Lesedauer: 3 Minuten

(Schweizer Monatshefte – Heft 2, 2002 – Seite 17-18)

DOSSIER AUSSENPOLITIK UND NEUTRALITÄT

Die Schweiz war schon immer ein weltoffenes Land und erst kürzlich erreichte sie in einer internationalen Vergleichsstudie über den Grad der Globalisierung hinter Irland den hervorragenden zweiten Rang. Die Tatsache, dass unser Land in mehrfacher und nicht ausschliesslich positiver Hinsicht ein Sonderfall ist, sollte nicht leichtfertig unter den Tisch gewischt werden. Die Schweiz ist – nicht nur bei Agrarprodukten – ein Hochpreisland. Dies hängt auch — aber nicht nur — mit der Tatsache zusammen, dass wir auch ein Hochlohnland sind mit einem vergleichsweise sehr hohen Lebensstandard und ebenfalls hohen Sozialleistungen. Unsere Konsumentinnen und Konsumenten stellen hohe Qualitätsansprüche, welche speziell bei Dienstleistungen die Preise in die Höhe treiben. Dazu kommen eine ganze Reihe von Regulierungen, welche auf politischen Klientenschutz aller Art zurückzuführen sind, und gegen die es letztlich nur ein Mittel gibt: Deregulierung durch Öffnung, und zwar nicht nur europaweit, sondern weltweit. Die wirtschaftliche Integration in der EU beruht nämlich grösserenteils nicht auf einer konsequenten Deregulierung, sondern auf einer Harmonisierung der verschiedenen Politik- und Interventionsbereiche mit dem Ziel, sich als Binnenmarkt gegenüber dem Weltmarkt besser zu positionieren. Innerhalb des EU-Binnenmarktes nimmt die Regulierungsdichte sogar tendenziell zu, und die Hoffnungen auf einen grossen zusätzlichen Liberalisierungsschub haben sich – wenigstens bisher – nicht bewahrheitet. Darum ist die Begeisterung für eine EUMitgliedschaft gerade bei Anhängern der Weltoffenheit – nicht nur in der Schweiz – in letzter Zeit eher gesunken.
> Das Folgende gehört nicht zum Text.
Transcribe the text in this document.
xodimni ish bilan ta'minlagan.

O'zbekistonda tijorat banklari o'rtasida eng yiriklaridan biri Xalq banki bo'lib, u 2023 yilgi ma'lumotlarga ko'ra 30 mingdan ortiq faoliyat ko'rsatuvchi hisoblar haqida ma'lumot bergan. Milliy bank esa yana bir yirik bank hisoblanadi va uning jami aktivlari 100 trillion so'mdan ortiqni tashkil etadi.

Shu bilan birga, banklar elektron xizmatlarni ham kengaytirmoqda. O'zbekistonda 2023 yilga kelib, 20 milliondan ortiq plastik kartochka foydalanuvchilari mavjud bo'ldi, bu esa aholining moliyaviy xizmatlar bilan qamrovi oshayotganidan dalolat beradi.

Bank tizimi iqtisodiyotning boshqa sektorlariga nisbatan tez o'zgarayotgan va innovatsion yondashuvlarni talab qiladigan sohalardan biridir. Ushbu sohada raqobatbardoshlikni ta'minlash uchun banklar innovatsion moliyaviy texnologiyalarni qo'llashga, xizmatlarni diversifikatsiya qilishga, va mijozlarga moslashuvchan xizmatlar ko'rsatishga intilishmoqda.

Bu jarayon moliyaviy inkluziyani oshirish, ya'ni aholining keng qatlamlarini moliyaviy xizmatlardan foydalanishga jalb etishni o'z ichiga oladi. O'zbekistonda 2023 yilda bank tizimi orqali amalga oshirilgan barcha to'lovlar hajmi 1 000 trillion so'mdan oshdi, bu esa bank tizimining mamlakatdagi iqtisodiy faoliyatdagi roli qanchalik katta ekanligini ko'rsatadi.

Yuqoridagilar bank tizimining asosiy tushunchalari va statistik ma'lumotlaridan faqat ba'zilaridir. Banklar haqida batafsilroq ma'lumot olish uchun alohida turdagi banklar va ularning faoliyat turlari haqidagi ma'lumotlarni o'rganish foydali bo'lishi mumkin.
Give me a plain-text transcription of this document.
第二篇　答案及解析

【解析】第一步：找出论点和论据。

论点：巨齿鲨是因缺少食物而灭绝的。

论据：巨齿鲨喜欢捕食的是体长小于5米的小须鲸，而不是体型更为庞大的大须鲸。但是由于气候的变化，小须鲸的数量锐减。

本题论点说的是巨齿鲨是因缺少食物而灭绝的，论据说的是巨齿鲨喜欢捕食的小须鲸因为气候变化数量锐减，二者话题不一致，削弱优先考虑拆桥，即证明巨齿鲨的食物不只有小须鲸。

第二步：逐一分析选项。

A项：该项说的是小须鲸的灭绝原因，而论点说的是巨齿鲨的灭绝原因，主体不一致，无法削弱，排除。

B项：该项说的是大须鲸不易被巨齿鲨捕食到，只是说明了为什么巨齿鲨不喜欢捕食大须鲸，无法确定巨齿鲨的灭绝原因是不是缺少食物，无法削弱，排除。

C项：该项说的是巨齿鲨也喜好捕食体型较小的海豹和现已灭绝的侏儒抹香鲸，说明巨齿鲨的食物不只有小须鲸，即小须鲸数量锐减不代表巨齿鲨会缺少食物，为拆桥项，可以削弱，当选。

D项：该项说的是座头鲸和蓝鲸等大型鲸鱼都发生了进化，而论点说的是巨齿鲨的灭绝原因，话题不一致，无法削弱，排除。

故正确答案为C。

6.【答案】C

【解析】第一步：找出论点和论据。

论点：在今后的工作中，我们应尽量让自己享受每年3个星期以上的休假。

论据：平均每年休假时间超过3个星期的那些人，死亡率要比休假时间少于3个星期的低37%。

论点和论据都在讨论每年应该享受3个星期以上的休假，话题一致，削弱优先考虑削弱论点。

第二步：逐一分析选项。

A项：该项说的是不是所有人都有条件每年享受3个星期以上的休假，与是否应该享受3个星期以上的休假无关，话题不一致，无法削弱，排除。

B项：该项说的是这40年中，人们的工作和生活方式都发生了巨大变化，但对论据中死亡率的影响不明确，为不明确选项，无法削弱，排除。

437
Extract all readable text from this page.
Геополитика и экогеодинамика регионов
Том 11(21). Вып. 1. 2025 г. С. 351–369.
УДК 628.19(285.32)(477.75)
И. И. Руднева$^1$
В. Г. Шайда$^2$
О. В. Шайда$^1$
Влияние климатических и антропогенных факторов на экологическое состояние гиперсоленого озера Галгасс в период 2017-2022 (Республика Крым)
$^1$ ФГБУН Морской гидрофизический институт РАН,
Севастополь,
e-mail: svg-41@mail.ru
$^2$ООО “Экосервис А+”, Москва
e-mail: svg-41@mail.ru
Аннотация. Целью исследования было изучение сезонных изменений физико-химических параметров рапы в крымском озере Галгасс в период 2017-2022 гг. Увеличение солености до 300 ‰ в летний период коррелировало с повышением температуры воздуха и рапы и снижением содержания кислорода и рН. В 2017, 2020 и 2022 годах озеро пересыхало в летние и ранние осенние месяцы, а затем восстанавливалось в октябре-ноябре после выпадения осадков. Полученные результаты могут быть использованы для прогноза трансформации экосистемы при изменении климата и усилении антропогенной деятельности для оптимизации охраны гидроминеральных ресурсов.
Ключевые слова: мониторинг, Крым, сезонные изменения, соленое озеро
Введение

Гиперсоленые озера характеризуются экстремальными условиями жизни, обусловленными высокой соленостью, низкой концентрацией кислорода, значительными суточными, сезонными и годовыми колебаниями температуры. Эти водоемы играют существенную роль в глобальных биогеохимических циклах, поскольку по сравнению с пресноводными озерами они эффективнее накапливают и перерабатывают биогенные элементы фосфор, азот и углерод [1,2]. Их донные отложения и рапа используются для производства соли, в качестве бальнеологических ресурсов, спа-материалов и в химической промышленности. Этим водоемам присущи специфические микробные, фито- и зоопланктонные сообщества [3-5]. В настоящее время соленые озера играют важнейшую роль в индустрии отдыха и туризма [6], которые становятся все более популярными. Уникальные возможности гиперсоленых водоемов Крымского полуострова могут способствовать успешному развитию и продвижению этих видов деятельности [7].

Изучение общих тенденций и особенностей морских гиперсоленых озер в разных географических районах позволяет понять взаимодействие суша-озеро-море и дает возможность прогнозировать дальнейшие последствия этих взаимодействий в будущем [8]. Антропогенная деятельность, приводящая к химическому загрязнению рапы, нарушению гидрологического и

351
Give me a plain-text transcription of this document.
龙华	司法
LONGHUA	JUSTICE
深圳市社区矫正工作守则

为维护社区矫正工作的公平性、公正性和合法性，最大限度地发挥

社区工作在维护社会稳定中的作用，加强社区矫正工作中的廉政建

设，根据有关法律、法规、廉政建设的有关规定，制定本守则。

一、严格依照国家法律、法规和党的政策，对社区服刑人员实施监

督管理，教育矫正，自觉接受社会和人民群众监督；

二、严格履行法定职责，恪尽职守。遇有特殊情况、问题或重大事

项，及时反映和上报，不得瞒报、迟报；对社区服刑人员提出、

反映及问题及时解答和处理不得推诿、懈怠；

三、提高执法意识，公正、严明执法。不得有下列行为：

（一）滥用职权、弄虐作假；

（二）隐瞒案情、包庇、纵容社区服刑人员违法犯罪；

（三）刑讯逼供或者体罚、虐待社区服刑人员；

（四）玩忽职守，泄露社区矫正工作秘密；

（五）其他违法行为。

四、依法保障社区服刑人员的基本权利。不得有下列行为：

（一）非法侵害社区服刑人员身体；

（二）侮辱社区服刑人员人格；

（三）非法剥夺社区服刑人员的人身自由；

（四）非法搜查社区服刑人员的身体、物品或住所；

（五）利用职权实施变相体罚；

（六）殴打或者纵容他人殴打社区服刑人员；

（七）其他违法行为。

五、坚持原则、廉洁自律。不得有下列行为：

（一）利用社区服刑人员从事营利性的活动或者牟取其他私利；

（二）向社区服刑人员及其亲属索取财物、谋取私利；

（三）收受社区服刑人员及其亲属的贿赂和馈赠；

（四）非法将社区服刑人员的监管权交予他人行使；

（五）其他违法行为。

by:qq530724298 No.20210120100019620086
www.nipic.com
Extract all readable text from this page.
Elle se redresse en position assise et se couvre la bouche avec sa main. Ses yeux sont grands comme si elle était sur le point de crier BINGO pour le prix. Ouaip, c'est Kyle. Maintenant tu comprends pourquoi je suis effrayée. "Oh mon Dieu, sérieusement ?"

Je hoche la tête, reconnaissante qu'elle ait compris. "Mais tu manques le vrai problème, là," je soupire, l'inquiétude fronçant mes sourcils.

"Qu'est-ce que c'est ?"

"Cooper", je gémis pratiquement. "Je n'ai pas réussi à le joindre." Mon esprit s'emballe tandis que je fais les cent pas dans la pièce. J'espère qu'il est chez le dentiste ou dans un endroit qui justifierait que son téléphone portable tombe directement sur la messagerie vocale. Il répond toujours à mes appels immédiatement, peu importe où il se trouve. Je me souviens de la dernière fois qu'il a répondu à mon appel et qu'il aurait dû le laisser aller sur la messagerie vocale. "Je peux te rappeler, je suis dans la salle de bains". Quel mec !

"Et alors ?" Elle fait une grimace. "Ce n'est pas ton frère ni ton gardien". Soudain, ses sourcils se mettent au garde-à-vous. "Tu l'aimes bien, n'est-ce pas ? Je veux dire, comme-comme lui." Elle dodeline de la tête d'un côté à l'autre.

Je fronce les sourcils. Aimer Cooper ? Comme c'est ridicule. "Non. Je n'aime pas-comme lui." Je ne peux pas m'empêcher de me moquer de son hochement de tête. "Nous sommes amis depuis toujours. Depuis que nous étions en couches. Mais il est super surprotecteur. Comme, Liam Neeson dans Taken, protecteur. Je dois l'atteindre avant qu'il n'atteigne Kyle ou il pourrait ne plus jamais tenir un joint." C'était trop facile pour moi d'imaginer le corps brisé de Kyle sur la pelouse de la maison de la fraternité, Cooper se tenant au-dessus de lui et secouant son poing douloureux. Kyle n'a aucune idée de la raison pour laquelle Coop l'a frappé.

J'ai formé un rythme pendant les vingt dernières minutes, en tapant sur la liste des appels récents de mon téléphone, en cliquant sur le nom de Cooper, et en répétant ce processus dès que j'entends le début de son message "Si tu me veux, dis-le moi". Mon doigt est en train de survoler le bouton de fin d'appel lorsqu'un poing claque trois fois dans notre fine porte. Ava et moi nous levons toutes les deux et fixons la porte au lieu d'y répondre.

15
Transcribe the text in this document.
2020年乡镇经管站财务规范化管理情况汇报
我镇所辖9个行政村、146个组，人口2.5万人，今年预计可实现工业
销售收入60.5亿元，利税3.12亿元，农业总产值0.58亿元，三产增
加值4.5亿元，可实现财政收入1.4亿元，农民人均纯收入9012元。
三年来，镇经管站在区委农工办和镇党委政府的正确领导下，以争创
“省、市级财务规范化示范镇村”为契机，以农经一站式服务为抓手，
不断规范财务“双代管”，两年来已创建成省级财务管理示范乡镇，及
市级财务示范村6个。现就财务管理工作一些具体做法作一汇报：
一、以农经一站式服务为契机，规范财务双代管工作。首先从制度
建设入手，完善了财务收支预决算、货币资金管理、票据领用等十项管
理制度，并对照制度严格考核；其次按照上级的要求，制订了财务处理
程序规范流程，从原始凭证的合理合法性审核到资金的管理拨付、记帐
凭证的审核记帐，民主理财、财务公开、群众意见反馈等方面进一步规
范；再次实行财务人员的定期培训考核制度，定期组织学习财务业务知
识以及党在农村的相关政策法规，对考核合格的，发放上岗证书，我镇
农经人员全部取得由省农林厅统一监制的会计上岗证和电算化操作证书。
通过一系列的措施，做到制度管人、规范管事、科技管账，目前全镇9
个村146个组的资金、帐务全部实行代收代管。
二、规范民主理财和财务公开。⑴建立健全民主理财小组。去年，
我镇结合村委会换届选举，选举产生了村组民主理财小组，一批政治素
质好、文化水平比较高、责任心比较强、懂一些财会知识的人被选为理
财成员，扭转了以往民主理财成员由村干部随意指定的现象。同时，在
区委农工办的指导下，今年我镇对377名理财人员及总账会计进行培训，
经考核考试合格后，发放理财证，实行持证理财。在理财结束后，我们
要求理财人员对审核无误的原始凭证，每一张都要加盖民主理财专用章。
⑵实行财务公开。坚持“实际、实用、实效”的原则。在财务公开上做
Doch wie steht es mit der Mitgliedschaft bei der politischen Uno? Könnten wir da nicht ein Zeichen setzen für mehr Weltoffenheit, ein Zeichen für uns selbst und für andere? In der laufenden Abstimmungskampagne wird dieser Beitritt zu einem grundsätzlichen «Ja zur Globalisierung», zu einem Bekenntnis zur aussenpolitischen Öffnung und zur internationalen Solidarität emporstilisiert, zu einem definitiven Abschied vom «Sonderfall Schweiz» und zu einer Bestätigung oder gar Bekräftigung der Neutralität.

Auf der ganzen Welt gibt es auch intelligente Leute, welche einen Nichtbeitritt der Schweiz und ihre immerwährende Neutralität nicht als Negativum werten.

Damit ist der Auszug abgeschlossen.